Richard Warren | |
Constituency Am1: | Murrumba |
Assembly1: | Queensland Legislative |
Term Start1: | 16 March 1918 |
Term End1: | 11 June 1932 |
Predecessor1: | James Forsyth |
Successor1: | Frank Nicklin |
Birth Date: | 12 March 1869 |
Birth Place: | Barkstead, Victoria, Australia |
Death Place: | Brisbane, Queensland, Australia |
Restingplace: | Toowong Cemetery |
Birthname: | Richard James Warren |
Spouse: | Louisa Jeffery (m.1898 d.1927), Maude Ellen Parry (m.1928) |
Party: | Country and Progressive National Party |
Occupation: | Wheat farmer |
Richard James Warren (12 March 1869 – 5 August 1940) was a member of the Queensland Legislative Assembly.[1]
He was born at Barkstead, a small town near Ballarat in Victoria, the son of Humphrey Warren and his wife Fanny (née Eldridge).
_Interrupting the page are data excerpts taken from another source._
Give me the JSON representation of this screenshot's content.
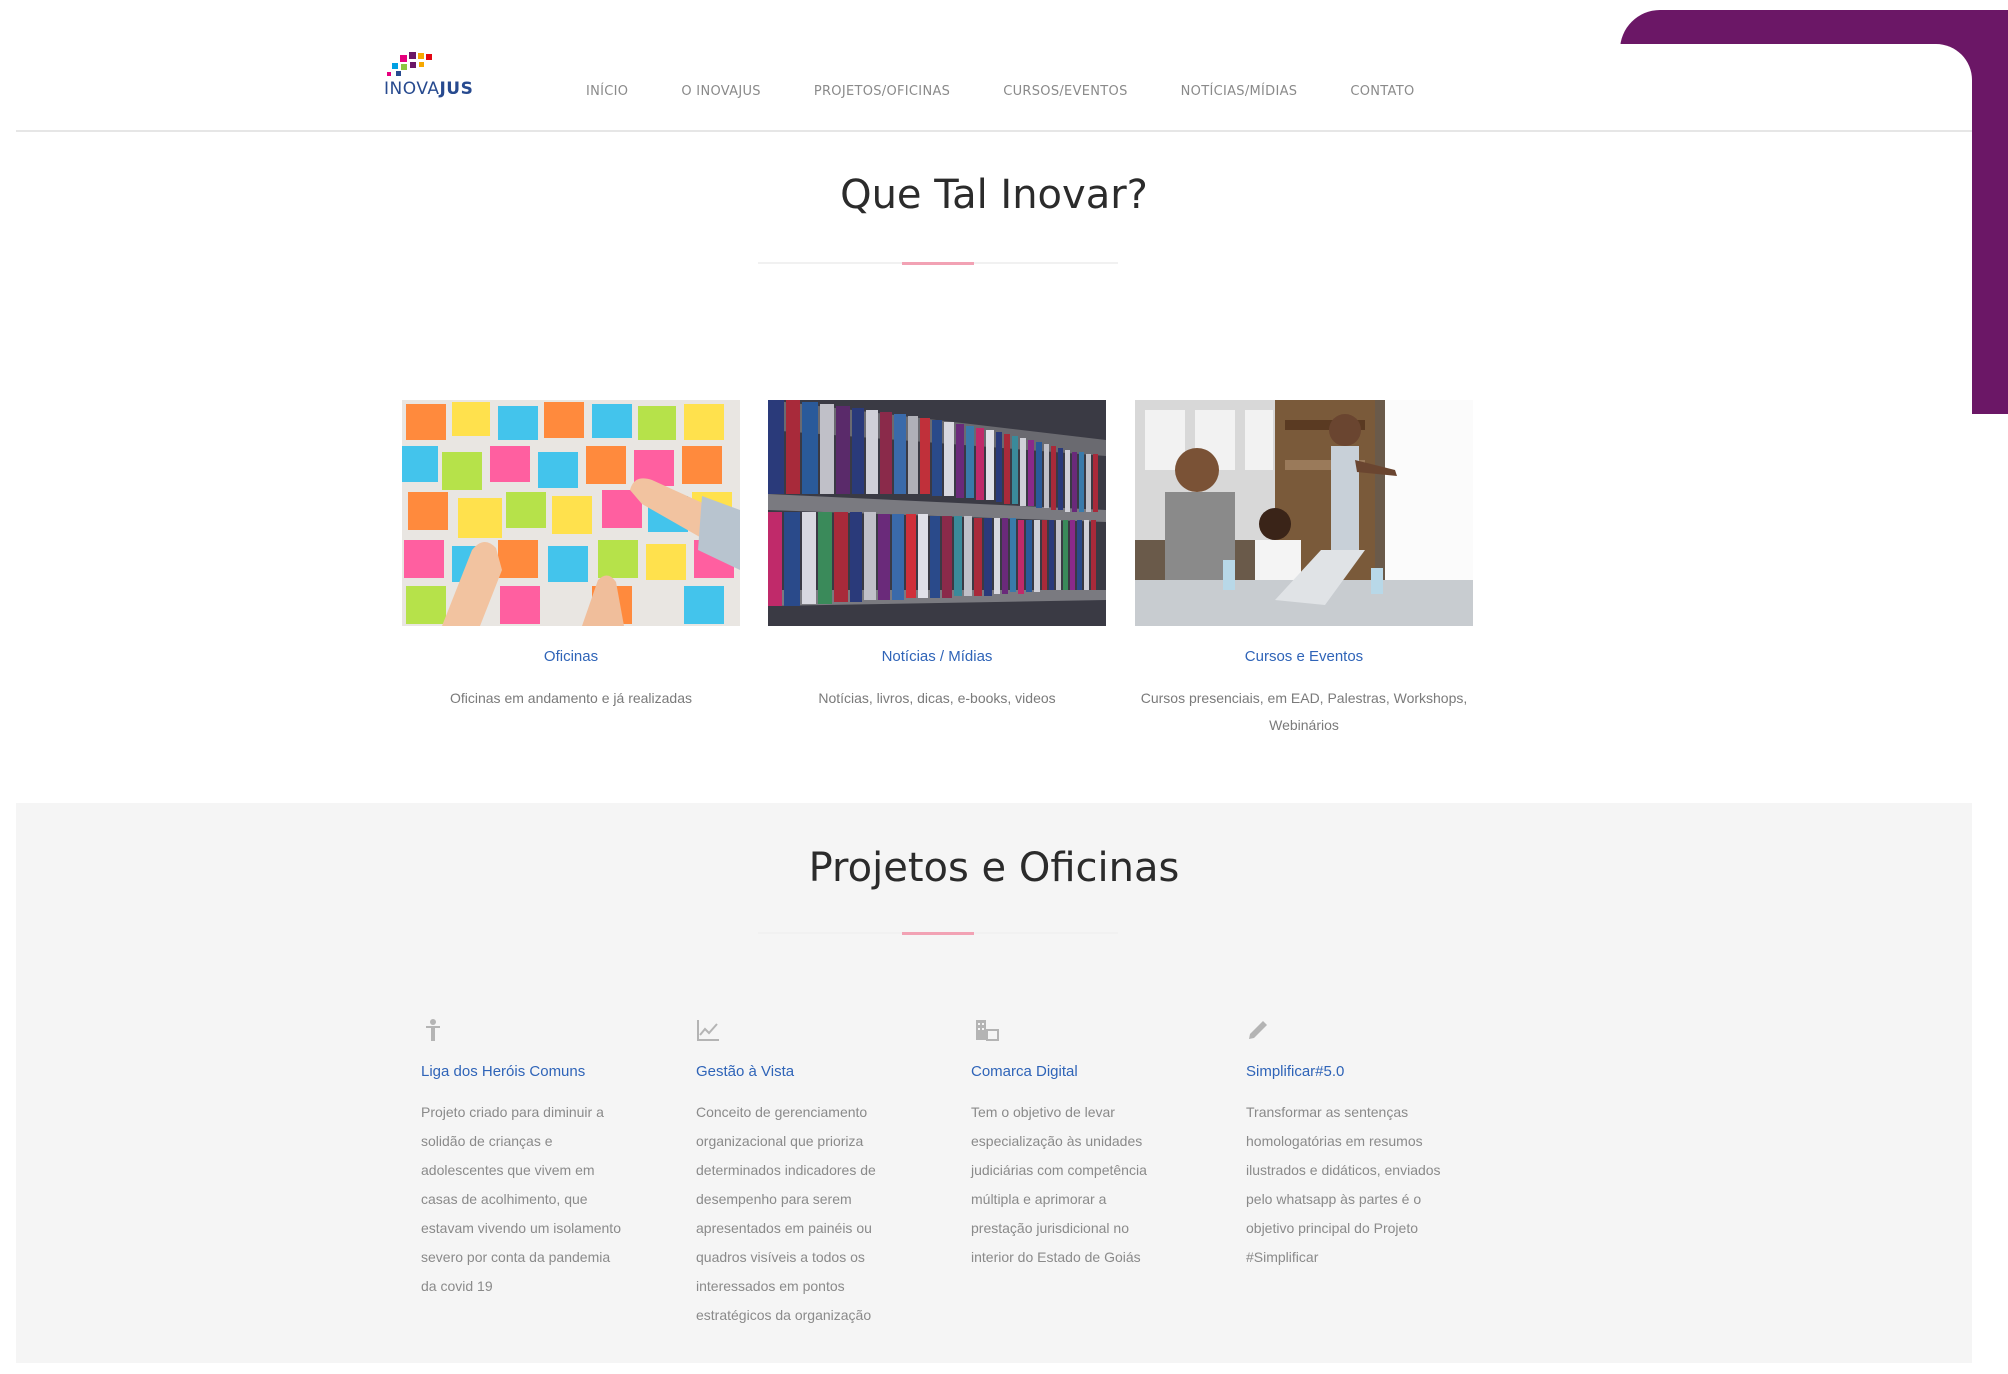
{
  "header": {
    "logo": {
      "text_left": "INOVA",
      "text_right": "JUS"
    },
    "nav": [
      "INÍCIO",
      "O INOVAJUS",
      "PROJETOS/OFICINAS",
      "CURSOS/EVENTOS",
      "NOTÍCIAS/MÍDIAS",
      "CONTATO"
    ]
  },
  "section_inovar": {
    "title": "Que Tal Inovar?",
    "cards": [
      {
        "title": "Oficinas",
        "desc": "Oficinas em andamento e já realizadas"
      },
      {
        "title": "Notícias / Mídias",
        "desc": "Notícias, livros, dicas, e-books, videos"
      },
      {
        "title": "Cursos e Eventos",
        "desc": "Cursos presenciais, em EAD, Palestras, Workshops, Webinários"
      }
    ]
  },
  "section_projetos": {
    "title": "Projetos e Oficinas",
    "projects": [
      {
        "icon": "person-icon",
        "title": "Liga dos Heróis Comuns",
        "desc": "Projeto criado para diminuir a solidão de crianças e adolescentes que vivem em casas de acolhimento, que estavam vivendo um isolamento severo por conta da pandemia da covid 19"
      },
      {
        "icon": "chart-icon",
        "title": "Gestão à Vista",
        "desc": "Conceito de gerenciamento organizacional que prioriza determinados indicadores de desempenho para serem apresentados em painéis ou quadros visíveis a todos os interessados em pontos estratégicos da organização"
      },
      {
        "icon": "building-icon",
        "title": "Comarca Digital",
        "desc": "Tem o objetivo de levar especialização às unidades judiciárias com competência múltipla e aprimorar a prestação jurisdicional no interior do Estado de Goiás"
      },
      {
        "icon": "pencil-icon",
        "title": "Simplificar#5.0",
        "desc": "Transformar as sentenças homologatórias em resumos ilustrados e didáticos, enviados pelo whatsapp às partes é o objetivo principal do Projeto #Simplificar"
      }
    ]
  },
  "colors": {
    "frame": "#6b1766",
    "link": "#2f64b8",
    "accent": "#f2a2b4"
  }
}
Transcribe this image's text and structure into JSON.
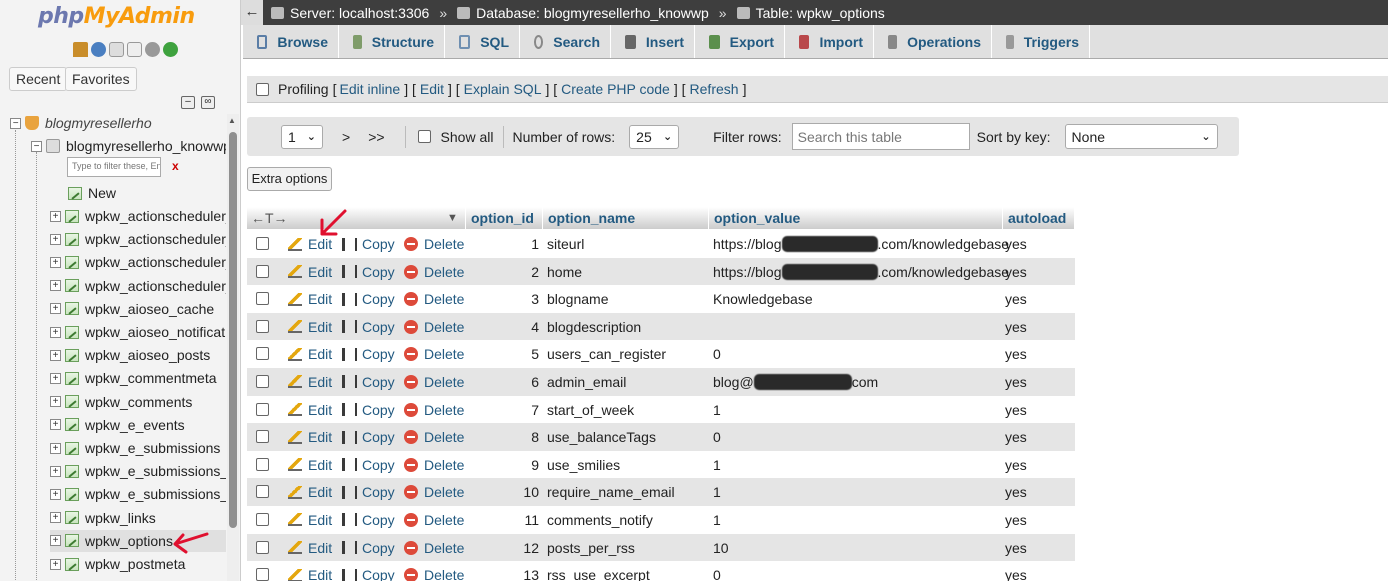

He was a wheat farmer and pastoralist in New South Wales and Chinchilla in Queensland. In 1915 he was with the 26th Battalion of the First Australian Imperial Force and was discharged due to sickness during the Gallipoli Campaign.[1]
Warren married Louisa Jeffery[2] in 1898 in Sydney.[1] Louisa died in 1927[2] and the next year he married Maude Ellen Parry in Brisbane.[1] Warren died in Brisbane in 1940 and was buried in the Toowong Cemetery.[3] [4]
Warren, at first representing the National Party, won the seat of Murrumba at the 1918 Queensland state election, easily defeating the Labor candidate.[5] He also represented the Country Party, United Party, and finally the Country and Progressive National Party during his time in the parliament. He went on to be the member for Murrumba until his retirement from politics at the 1932 state election.[1]